La Peau de chagrin

(1831)

de Honoré de Balzac

mise en scène Dominique Pitoiset

 

Au Théâtre National de Toulouse, le 2 avril 2005

vers La Peau de chagrin

Mortel talisman

Au bord du suicide où l'ont conduit l'infortune et le dépit amoureux, Raphaël de Valentin attend, seul dans une grande pièce aux murs nus et sans issue, un improbable salut. Il viendra d'un étrange personnage, mi-démon mi-curé qui lui propose la dépouille d'un âne fabuleux. En fait il s'agit d'un talisman aux vertus miraculeuses mais funestes : à chaque souhait formulé et magiquement réalisé, le jeune homme verra sa durée de vie se rétrécir d'autant, jusqu'à y laisser sa propre peau.

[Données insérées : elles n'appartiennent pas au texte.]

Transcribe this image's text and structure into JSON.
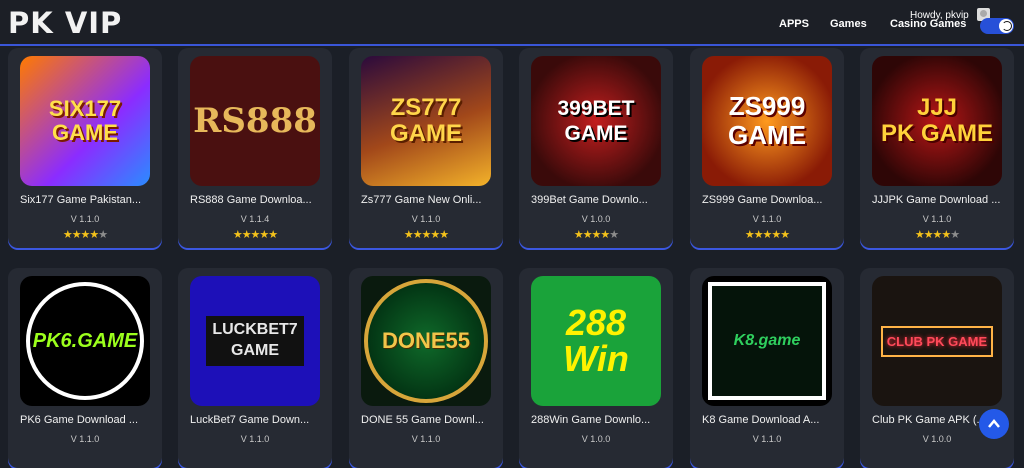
{
  "brand": {
    "logo": "PK VIP"
  },
  "nav": {
    "apps": "APPS",
    "games": "Games",
    "casino": "Casino Games"
  },
  "user": {
    "howdy": "Howdy, pkvip"
  },
  "row1": [
    {
      "title": "Six177 Game Pakistan...",
      "version": "V 1.1.0",
      "thumb": "SIX177\nGAME",
      "rating": 4
    },
    {
      "title": "RS888 Game Downloa...",
      "version": "V 1.1.4",
      "thumb": "RS888",
      "rating": 4.5
    },
    {
      "title": "Zs777 Game New Onli...",
      "version": "V 1.1.0",
      "thumb": "ZS777\nGAME",
      "rating": 4.5
    },
    {
      "title": "399Bet Game Downlo...",
      "version": "V 1.0.0",
      "thumb": "399BET\nGAME",
      "rating": 4
    },
    {
      "title": "ZS999 Game Downloa...",
      "version": "V 1.1.0",
      "thumb": "ZS999\nGAME",
      "rating": 4.5
    },
    {
      "title": "JJJPK Game Download ...",
      "version": "V 1.1.0",
      "thumb": "JJJ\nPK GAME",
      "rating": 4
    }
  ],
  "row2": [
    {
      "title": "PK6 Game Download ...",
      "version": "V 1.1.0",
      "thumb": "PK6.GAME"
    },
    {
      "title": "LuckBet7 Game Down...",
      "version": "V 1.1.0",
      "thumb": "LUCKBET7\nGAME"
    },
    {
      "title": "DONE 55 Game Downl...",
      "version": "V 1.1.0",
      "thumb": "DONE55"
    },
    {
      "title": "288Win Game Downlo...",
      "version": "V 1.0.0",
      "thumb": "288\nWin"
    },
    {
      "title": "K8 Game Download A...",
      "version": "V 1.1.0",
      "thumb": "K8.game"
    },
    {
      "title": "Club PK Game APK (...",
      "version": "V 1.0.0",
      "thumb": "CLUB PK GAME"
    }
  ],
  "icons": {
    "scroll_top": "chevron-up-icon",
    "theme_toggle": "moon-icon",
    "avatar": "avatar-icon"
  }
}
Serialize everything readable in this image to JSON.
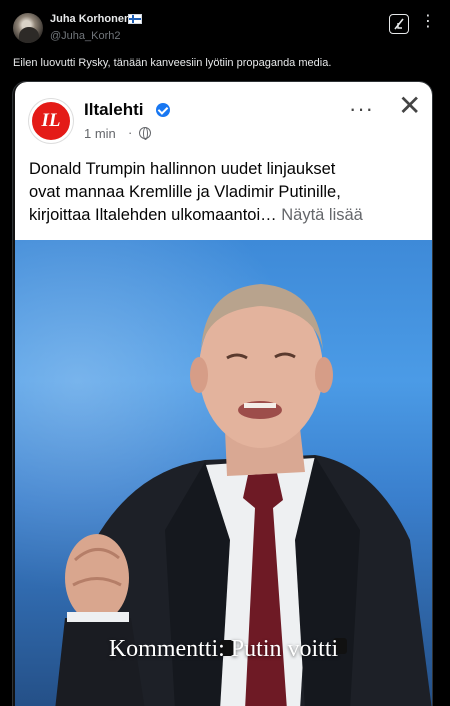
{
  "tweet": {
    "author_name": "Juha Korhonen",
    "author_handle": "@Juha_Korh2",
    "flag_icon": "finland-flag-icon",
    "text": "Eilen luovutti Rysky, tänään kanveesiin lyötiin propaganda media."
  },
  "card": {
    "source_name": "Iltalehti",
    "logo_text": "IL",
    "logo_color": "#e41b17",
    "time": "1 min",
    "time_separator": "·",
    "menu_label": "···",
    "close_label": "✕",
    "post_lines": [
      "Donald Trumpin hallinnon uudet linjaukset",
      "ovat mannaa Kremlille ja Vladimir Putinille,",
      "kirjoittaa Iltalehden ulkomaantoi…"
    ],
    "see_more": "Näytä lisää",
    "image_caption": "Kommentti: Putin voitti"
  },
  "colors": {
    "background": "#000000",
    "verified": "#1877f2",
    "photo_background": "#4b9be6"
  }
}
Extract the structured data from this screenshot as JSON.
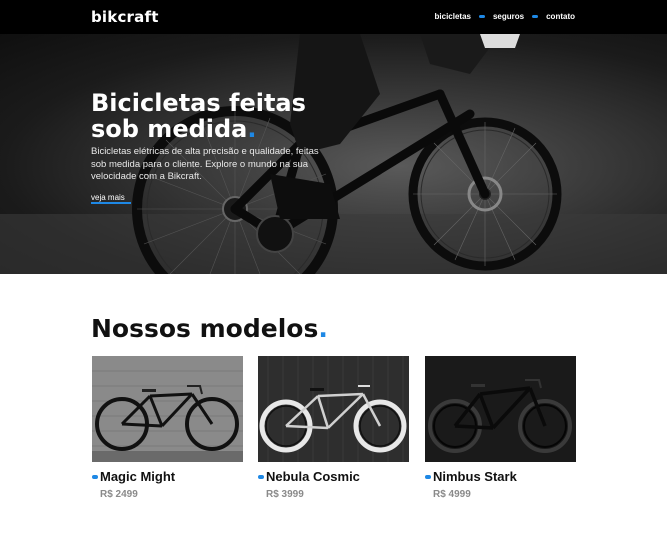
{
  "header": {
    "logo": "bikcraft",
    "nav": [
      {
        "label": "bicicletas"
      },
      {
        "label": "seguros"
      },
      {
        "label": "contato"
      }
    ]
  },
  "hero": {
    "title_line1": "Bicicletas feitas",
    "title_line2": "sob medida",
    "title_accent": ".",
    "text": "Bicicletas elétricas de alta precisão e qualidade, feitas sob medida para o cliente. Explore o mundo na sua velocidade com a Bikcraft.",
    "link": "veja mais"
  },
  "models": {
    "title": "Nossos modelos",
    "title_accent": ".",
    "items": [
      {
        "name": "Magic Might",
        "price": "R$ 2499"
      },
      {
        "name": "Nebula Cosmic",
        "price": "R$ 3999"
      },
      {
        "name": "Nimbus Stark",
        "price": "R$ 4999"
      }
    ]
  },
  "colors": {
    "accent": "#1e88e5",
    "header_bg": "#000000"
  }
}
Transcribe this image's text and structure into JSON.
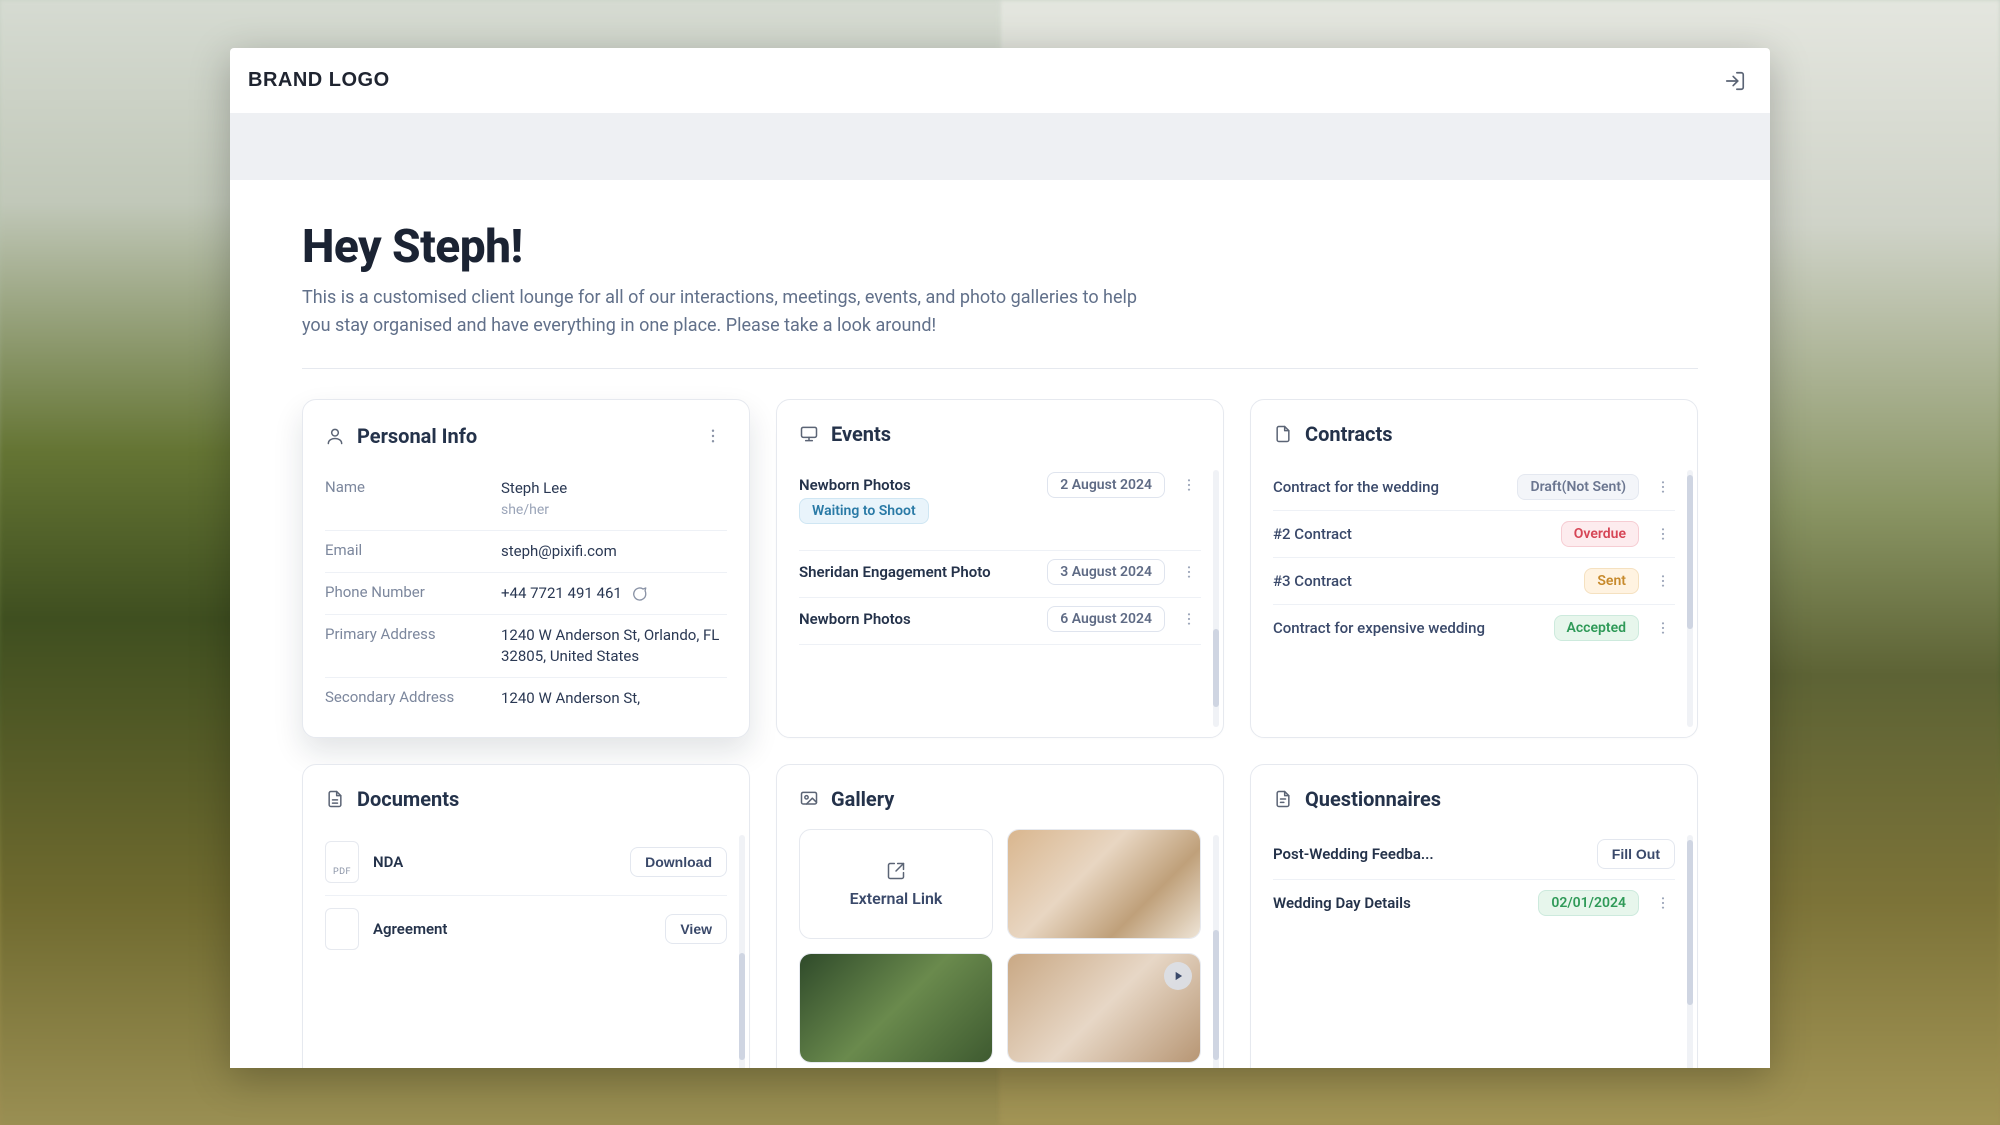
{
  "brand": "BRAND LOGO",
  "greeting": "Hey Steph!",
  "intro": "This is a customised client lounge for all of our interactions, meetings, events, and photo galleries to help you stay organised and have everything in one place. Please take a look around!",
  "personal": {
    "title": "Personal Info",
    "labels": {
      "name": "Name",
      "email": "Email",
      "phone": "Phone Number",
      "primary": "Primary Address",
      "secondary": "Secondary Address"
    },
    "values": {
      "name": "Steph Lee",
      "pronoun": "she/her",
      "email": "steph@pixifi.com",
      "phone": "+44 7721 491 461",
      "primary": "1240 W Anderson St, Orlando, FL 32805, United States",
      "secondary": "1240 W Anderson St,"
    }
  },
  "events": {
    "title": "Events",
    "items": [
      {
        "name": "Newborn Photos",
        "date": "2 August 2024",
        "status": "Waiting to Shoot"
      },
      {
        "name": "Sheridan Engagement Photo",
        "date": "3 August 2024"
      },
      {
        "name": "Newborn Photos",
        "date": "6 August 2024"
      }
    ]
  },
  "contracts": {
    "title": "Contracts",
    "items": [
      {
        "name": "Contract for the wedding",
        "badge": "Draft(Not Sent)",
        "style": "muted"
      },
      {
        "name": "#2 Contract",
        "badge": "Overdue",
        "style": "red"
      },
      {
        "name": "#3 Contract",
        "badge": "Sent",
        "style": "amber"
      },
      {
        "name": "Contract for expensive wedding",
        "badge": "Accepted",
        "style": "green"
      }
    ]
  },
  "documents": {
    "title": "Documents",
    "items": [
      {
        "name": "NDA",
        "type": "PDF",
        "action": "Download"
      },
      {
        "name": "Agreement",
        "type": "",
        "action": "View"
      }
    ]
  },
  "gallery": {
    "title": "Gallery",
    "external_label": "External Link"
  },
  "questionnaires": {
    "title": "Questionnaires",
    "items": [
      {
        "name": "Post-Wedding Feedba...",
        "badge": "Fill Out",
        "style": "muted"
      },
      {
        "name": "Wedding Day Details",
        "badge": "02/01/2024",
        "style": "green"
      }
    ]
  }
}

Désespéré, Raphaël de Valentin signe ce pacte faustien qui va l'entraîner à sa perte dans une fuite en avant très rimbaldienne. On reconnaîtra dans ce thème le célèbre et atypique roman d'Honoré de Balzac La Peau de chagrin que Dominique Pitoiset a choisi, 160 ans après sa parution, d'adapter pour le théâtre. Même s'il n'y a pas - il l'affirme - un seul mot qui ne soit pas de Balzac, le nouveau directeur du Théâtre national de Bordeaux-Aquitaine n'a gardé du roman, de façon fragmentaire, que son fantastique kafkaïen et cette diabolique morale de la désillusion propre à Goethe. Prince noir de son univers de désenchantement, le jeune romantique Raphaël est assimilé à une sorte de James Dean mal dans son siècle, emporté par sa mortelle fureur de vivre. C'est d'amour qu'il mourra pour son dernier voeu, après avoir goûté successivement et sans bonheur à la dépravation, à la puissance et à la bonté désintéressée. Au bout de son potentiels de souhaits, la fin s'annonce, inéluctable. De savants docteurs impuissants se concerteront gravement au chevet de ce mourrant sans maladie. La mort n'a pas d'autre explication qure l'accomplissement du pacte maudit signé par tout être vivant dès sa naissance.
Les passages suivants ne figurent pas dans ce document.